59    I am satisfied that Mr Mulholland has no reasonable prospect of making out an entitlement to relief under s 39B of the Judiciary Act.

60    I would take the same view in relation to Mr Mulhollands ADJR application if (contrary to my view) leave to lodge the application out of time were granted. I would dismiss that application because:

(a)    it too has no reasonable prospect of success and should be summarily dismissed; and/or

(b)    by exercise of my discretion under s 10(2)(b) of the ADJR Act.

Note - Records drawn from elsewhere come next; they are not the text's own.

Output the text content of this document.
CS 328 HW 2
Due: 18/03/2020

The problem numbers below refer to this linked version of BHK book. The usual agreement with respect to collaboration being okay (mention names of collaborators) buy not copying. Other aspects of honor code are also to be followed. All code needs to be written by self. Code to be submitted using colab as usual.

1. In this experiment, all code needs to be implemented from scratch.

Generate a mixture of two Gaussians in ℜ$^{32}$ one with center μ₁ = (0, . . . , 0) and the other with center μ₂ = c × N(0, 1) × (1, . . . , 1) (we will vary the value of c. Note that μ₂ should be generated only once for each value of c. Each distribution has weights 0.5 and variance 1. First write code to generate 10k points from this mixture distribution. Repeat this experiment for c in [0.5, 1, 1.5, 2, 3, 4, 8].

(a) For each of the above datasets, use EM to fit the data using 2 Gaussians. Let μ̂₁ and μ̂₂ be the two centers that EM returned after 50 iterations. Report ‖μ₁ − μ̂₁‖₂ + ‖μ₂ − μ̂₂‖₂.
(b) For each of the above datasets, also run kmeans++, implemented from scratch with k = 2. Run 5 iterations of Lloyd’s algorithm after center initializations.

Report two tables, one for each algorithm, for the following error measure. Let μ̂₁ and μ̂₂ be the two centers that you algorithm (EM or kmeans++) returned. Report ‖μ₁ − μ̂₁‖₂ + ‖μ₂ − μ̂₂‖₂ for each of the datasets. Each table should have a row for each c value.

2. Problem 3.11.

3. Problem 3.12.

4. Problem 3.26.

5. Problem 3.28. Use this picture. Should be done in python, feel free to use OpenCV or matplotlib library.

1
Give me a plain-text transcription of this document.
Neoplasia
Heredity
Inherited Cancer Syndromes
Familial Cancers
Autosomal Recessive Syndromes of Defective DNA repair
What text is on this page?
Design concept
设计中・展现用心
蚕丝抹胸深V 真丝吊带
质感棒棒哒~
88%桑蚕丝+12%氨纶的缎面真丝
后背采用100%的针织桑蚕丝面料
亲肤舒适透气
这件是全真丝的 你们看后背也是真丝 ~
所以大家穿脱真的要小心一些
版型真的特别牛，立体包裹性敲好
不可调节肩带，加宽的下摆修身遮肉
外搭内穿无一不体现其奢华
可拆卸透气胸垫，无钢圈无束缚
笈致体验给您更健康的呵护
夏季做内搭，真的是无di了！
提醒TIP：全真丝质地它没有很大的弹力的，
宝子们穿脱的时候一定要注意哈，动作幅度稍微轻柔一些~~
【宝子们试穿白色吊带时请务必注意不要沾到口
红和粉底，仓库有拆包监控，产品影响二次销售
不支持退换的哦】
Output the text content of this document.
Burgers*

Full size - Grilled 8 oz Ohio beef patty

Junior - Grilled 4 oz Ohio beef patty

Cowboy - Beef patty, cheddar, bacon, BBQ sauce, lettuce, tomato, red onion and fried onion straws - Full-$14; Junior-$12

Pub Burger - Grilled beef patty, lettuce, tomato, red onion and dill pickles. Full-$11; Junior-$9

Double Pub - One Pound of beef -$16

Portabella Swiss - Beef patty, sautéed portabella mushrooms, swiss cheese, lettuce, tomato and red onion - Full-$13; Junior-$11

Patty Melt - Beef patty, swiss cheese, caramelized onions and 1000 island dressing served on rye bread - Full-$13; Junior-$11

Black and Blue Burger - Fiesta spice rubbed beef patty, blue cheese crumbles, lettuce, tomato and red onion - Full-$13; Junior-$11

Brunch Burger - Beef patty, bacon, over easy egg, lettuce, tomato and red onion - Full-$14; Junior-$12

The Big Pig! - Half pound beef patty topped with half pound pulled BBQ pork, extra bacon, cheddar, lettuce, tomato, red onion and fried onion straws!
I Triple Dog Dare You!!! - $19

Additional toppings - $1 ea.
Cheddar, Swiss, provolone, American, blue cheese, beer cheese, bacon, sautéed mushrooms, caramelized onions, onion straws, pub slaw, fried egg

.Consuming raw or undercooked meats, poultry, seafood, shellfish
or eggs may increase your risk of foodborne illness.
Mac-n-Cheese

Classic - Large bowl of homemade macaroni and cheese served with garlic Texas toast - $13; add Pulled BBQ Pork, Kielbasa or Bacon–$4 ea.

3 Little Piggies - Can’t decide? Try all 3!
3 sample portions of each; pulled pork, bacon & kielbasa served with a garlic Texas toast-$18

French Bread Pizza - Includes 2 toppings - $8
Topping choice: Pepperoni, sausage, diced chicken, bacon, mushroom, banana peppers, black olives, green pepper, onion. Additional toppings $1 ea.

61    Section 10(2)(b) relevantly provides:

the Federal Court…may, in its discretion, refuse to grant an application under section 5, 6 or 7 that was made to the court in respect of a decision, in respect of conduct engaged in for the purpose of making a decision, or in respect of a failure to make a decision, for the reason:

(i)    that the applicant has sought a review…by another court of that decision, conduct or failure otherwise than under this Act; or

62    As Gyles J said in Kamha v Australian Prudential Regulation Authority [2007] FCA 1422 at [9], the existence of a suitable alternative remedy is a well-established basis for the refusal for administrative law relief, whether under the ADJR Act or at common law. In the present case Mr Mulholland has already availed himself of his right to an external merits review in the AAT, and an appeal to the Full Federal Court. I would exercise the discretion to refuse to allow a further application for judicial review.

CONCLUSION

63    For the reasons set out above, I refuse the application for an extension of time within which to lodge the application under the ADJR Act, and I summarily dismiss the application under s 39B of the Judiciary Act.

I certify that the preceding sixty-three (63) numbered paragraphs are a true copy of the Reasons for Judgment herein of the Honourable Justice Murphy.